The patent, plain truth, a truth so true that it approaches the truth we find in mathematical equations, which can of course be derided as a "tautological" truth except with folks who refuse to acknowledge it, is that if you take a random room full of people and sprinkle more and more firearms into that population, you will be more and more likely to eventually have an event of firearm violence. Tired of waiting? Add alcohol, add televisions, add politicians and religious fanatics. Until the national media can literally laugh Wayne LaPierre's ridiculous platitudes out of the hall, we are conducting this horrible experiment in real time. The money shot (sorry): It’s only a matter of time before one these guns accidentally discharges; it’s only a matter of time before someone taunts these fetishists and, because the ammosexuals are stupid and humorless and lack impulse control, one them “fights back” with deadly force. These people need to become pariahs. Yesterday.

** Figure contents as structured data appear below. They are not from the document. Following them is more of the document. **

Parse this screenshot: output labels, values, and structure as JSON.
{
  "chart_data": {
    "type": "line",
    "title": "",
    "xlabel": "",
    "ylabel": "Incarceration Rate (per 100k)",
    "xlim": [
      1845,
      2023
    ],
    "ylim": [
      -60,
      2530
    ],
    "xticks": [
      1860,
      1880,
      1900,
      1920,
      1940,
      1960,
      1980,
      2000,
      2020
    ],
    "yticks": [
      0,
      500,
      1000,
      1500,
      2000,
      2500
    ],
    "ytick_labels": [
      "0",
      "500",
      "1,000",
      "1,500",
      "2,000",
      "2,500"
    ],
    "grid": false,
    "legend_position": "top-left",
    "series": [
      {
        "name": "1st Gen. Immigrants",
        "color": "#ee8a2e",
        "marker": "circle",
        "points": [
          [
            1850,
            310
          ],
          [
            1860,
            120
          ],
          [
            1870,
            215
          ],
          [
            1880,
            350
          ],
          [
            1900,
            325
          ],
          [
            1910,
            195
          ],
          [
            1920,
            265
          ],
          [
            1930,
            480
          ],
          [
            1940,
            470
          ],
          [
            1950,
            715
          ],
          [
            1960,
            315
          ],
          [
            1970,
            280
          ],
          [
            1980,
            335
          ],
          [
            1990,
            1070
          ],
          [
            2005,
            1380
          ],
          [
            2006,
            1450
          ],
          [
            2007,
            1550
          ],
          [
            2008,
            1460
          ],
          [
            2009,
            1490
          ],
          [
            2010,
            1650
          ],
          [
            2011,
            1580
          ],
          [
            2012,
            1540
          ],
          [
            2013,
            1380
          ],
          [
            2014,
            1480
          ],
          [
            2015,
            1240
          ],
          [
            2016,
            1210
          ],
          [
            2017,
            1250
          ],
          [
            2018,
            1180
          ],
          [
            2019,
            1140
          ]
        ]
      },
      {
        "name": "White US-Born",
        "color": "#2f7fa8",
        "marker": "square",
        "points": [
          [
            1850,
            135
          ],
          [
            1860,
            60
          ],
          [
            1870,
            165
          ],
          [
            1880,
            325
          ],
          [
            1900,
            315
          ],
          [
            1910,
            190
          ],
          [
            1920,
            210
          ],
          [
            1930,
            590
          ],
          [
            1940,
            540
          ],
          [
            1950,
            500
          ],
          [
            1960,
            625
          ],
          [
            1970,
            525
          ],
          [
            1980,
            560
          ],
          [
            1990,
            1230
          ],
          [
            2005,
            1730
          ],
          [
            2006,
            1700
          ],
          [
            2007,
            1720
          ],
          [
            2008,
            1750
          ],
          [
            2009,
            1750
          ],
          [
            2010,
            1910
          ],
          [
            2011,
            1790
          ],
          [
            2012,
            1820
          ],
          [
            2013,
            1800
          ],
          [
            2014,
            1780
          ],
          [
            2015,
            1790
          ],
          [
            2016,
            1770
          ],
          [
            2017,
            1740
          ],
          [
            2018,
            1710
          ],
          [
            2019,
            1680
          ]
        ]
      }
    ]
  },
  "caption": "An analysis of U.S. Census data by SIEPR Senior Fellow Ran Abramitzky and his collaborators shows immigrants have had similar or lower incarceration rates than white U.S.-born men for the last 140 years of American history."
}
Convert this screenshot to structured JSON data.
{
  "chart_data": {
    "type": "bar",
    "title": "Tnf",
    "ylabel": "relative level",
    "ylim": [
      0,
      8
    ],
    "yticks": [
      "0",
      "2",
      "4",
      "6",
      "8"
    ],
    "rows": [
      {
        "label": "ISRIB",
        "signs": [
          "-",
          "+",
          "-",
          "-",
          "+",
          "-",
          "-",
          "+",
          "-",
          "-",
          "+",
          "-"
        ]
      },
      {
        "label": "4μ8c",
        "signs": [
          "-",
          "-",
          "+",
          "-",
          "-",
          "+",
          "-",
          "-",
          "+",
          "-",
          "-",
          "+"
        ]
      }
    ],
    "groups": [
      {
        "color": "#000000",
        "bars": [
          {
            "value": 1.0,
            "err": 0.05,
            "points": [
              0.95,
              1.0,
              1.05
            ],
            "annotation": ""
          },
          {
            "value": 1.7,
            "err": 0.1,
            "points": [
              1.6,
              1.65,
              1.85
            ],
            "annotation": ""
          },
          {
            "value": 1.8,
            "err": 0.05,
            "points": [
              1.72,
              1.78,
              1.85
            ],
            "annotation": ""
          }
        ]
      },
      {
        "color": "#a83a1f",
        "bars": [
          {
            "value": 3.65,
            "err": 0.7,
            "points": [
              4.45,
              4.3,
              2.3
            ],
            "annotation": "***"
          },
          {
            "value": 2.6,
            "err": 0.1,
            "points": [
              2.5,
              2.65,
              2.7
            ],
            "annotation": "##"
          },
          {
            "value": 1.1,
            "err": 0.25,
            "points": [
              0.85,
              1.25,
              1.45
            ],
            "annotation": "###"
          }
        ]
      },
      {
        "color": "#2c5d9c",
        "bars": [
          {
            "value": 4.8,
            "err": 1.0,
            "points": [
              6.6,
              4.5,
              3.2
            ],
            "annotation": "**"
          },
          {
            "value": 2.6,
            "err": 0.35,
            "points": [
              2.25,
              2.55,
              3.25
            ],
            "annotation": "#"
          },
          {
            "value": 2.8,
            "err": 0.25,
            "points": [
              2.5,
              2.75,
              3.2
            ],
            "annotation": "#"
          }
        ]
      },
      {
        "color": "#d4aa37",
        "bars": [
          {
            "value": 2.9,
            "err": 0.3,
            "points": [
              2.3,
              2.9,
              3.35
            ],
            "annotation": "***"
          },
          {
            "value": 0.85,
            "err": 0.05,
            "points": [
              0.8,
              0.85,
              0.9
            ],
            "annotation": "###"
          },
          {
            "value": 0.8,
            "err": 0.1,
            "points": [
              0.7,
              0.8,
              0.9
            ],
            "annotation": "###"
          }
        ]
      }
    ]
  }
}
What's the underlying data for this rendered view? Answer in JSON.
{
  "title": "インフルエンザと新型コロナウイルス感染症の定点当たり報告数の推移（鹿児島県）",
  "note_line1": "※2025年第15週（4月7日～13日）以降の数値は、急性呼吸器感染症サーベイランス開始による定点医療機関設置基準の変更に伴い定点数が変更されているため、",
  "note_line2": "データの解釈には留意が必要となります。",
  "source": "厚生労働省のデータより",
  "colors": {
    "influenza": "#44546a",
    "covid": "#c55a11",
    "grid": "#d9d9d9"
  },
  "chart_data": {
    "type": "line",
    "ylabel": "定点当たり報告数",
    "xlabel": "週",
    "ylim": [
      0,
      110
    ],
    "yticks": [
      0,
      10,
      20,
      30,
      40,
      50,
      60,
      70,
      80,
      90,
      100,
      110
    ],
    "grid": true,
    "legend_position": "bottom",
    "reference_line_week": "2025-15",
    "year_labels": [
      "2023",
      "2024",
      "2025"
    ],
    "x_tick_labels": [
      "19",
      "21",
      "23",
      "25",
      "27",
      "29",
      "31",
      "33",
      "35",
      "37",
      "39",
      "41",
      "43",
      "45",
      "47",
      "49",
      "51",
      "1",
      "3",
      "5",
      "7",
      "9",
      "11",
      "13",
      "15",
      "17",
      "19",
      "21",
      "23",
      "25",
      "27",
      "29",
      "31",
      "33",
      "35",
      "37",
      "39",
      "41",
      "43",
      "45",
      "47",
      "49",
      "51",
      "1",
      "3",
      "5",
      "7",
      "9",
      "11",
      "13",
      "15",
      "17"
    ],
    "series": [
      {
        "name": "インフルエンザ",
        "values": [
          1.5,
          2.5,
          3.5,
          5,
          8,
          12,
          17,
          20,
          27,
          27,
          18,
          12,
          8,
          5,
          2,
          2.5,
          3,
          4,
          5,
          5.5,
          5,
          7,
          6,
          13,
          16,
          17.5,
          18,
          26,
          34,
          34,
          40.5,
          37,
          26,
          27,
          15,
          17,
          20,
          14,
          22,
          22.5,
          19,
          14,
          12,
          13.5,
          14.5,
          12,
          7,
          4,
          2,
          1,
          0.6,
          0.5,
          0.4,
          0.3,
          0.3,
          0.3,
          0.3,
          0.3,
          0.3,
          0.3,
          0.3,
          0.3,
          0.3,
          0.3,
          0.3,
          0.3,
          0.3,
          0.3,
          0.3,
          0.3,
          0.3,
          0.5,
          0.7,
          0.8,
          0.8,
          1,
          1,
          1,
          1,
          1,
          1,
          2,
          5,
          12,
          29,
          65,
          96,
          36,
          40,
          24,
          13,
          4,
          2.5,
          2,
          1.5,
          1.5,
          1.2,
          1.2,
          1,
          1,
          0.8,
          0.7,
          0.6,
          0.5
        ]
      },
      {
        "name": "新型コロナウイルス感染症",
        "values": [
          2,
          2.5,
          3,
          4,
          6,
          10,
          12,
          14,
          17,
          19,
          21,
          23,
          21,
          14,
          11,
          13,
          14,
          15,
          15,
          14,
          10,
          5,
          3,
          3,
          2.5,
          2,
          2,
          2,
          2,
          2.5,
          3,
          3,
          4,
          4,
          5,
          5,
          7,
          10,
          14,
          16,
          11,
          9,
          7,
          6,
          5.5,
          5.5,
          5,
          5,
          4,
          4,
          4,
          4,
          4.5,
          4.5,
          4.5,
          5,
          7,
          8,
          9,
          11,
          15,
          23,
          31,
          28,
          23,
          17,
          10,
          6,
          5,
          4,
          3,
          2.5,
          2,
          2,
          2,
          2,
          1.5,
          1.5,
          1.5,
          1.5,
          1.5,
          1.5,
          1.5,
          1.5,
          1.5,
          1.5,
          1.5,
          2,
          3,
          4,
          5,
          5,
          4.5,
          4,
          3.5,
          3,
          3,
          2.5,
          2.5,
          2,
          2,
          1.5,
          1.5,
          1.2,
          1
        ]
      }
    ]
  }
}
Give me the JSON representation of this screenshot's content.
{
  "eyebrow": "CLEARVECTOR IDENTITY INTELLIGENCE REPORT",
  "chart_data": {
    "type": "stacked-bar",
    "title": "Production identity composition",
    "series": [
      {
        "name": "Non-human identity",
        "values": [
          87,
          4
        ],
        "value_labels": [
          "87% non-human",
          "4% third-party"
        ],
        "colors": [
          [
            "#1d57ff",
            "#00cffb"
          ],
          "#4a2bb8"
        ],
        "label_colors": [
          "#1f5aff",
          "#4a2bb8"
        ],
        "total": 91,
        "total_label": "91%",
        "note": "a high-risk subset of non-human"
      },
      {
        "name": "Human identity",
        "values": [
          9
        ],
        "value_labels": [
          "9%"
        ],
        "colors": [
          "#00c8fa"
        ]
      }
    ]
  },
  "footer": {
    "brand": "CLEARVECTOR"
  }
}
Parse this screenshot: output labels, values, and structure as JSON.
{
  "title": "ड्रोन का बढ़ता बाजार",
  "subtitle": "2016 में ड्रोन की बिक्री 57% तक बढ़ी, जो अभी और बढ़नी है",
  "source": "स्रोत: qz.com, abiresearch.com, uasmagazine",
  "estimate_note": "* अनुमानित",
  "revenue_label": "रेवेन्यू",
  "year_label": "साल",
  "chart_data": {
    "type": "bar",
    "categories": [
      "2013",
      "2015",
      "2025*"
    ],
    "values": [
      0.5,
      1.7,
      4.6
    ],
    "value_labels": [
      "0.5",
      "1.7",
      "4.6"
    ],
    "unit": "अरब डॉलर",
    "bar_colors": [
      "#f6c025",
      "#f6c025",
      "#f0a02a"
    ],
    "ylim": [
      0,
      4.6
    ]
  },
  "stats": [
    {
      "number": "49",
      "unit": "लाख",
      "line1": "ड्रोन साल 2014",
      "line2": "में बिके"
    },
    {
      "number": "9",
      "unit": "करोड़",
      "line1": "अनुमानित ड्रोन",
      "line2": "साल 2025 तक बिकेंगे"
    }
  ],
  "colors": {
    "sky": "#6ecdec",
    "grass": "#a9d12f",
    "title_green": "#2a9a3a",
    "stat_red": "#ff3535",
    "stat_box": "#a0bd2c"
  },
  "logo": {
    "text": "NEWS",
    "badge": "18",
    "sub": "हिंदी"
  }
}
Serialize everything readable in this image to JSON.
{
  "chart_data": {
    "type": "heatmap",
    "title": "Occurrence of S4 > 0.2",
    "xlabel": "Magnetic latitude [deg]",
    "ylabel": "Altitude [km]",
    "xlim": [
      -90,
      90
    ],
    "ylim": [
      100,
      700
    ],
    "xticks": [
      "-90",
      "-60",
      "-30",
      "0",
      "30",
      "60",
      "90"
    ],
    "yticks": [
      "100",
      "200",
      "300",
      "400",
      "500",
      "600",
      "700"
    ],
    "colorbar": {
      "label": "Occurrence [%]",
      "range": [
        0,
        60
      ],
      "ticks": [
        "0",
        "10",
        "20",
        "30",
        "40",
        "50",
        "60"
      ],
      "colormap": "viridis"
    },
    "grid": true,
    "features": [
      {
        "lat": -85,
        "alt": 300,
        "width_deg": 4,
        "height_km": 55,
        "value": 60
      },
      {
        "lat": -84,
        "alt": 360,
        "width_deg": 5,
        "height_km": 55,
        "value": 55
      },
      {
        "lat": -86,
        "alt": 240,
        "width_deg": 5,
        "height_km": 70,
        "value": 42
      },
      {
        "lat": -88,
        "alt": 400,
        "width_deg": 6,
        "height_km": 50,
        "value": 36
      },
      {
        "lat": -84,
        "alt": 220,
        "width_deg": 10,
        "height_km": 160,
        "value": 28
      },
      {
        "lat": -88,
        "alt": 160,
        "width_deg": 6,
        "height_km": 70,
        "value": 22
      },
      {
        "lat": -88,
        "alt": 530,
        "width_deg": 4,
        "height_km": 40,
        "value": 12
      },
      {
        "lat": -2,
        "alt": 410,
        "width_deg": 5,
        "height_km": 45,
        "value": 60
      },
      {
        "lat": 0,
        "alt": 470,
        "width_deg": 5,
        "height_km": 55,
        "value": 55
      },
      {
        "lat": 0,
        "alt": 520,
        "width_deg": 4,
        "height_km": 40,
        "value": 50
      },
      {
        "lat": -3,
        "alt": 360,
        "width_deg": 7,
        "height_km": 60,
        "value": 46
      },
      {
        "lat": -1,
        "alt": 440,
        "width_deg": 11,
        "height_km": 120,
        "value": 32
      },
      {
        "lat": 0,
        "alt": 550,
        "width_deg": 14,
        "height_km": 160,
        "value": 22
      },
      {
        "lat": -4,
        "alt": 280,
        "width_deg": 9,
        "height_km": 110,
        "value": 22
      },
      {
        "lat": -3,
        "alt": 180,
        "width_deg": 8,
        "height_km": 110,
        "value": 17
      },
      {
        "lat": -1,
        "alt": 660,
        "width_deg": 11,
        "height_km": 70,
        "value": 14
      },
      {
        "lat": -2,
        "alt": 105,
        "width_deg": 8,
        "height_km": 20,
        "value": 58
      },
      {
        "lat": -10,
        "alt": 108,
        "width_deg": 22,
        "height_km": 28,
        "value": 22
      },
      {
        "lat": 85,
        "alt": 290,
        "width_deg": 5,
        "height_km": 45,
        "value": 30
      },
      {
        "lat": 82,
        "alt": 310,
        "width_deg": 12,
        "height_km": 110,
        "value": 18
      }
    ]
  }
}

Second. Last week the Durham, NC city jail was forced to release a guy who had been sitting in there for two years accused of a drive-by shooting which killed a 10-year-old girl. He was never brought to trial because the NC Crime Lab is understaffed and evidence was unable to be processed. He was released because a judge ruled that his right to a speedy trial had been violated--which seems indeed to be true. One would think that the Damocletian sword of this speedy trial rule would drive any competent body of legislators to be damn sure that the state crime lab was always properly funded and staffed. Apparently our current Legislature felt otherwise. They were too busy cutting taxes on wealthy people and attacking the whole concept of tenure as it applies to public school teachers (so that if some teacher should point out to her students a future failure of this magnitude by a future Legislature, she will live in fear of losing her job, or will in fact lose her job post haste). Oh, did I mention. The guy shot and killed a guy in Chapel Hill a week after he was released. He's been charged with murder:

Third. It's been widely noted this week (around the web) that among the commentators on Hillary Clinton's (in my view) very successful interview with Fox News was Terry Bradshaw, Football Hall of Fame Quarterback for the Pittsburgh Steelers during their four '70s era Super Bowl victories and now a member of the Fox NFL Pregame show:

Bradshaw said he never has trusted Ms Clinton, and that everyone ought to tell the truth. He thus joins the ranks of genius-level propagandists now working the current "street." As no doubt has been remarked at the water cooler already, we can all await his suit of the NFL for chronic brain injury, which will arrive in the mail the day after he's finally dismissed from his Pregame show for some as yet unimagined indiscretion. But what struck me was that this direct joining of Fox Sports with Fox Political Propaganda is only the most explicit iteration of what has been already in place since Mr. Murdoch bought up the sports coverage rights to most of the most popular sporting events in the United States. You don't have to have a Bradshaw actually talk about a politician, when you've captured the viewers you want to "convince." In fact, putting Bradshaw directly into politics is probably a mistake, a looking behind the curtain so to speak. Possibly people will notice. It's more likely that another statistical truth prevails however: people who notice are such a minority in the American electorate that they can be entirely discounted when designing election campaigns. Get enough dumb-asses to vote and the smart ones can just, erm..., smart.

I guess point the 3rd brings us back to point the 1st. The Hudahenians look out the window into the summer, inscrutable. They watch a squirrel on an oak stump, who scratches a flea and then leaps down to find a moldy acorn. Thank Jesus it's Saturday. Last night we watched Ozu's "Late Spring" for the second time. If it's possible to put poetry into film form, or to actually film a perfect short story, Ozu does it (and more than once). This most elegant of movies can be watched many times. It grows deeper and deeper. It's no wonder Setsuko Hara devoted her professional career to Mr. Ozu, and retired after he died. There was nothing more for her to achieve.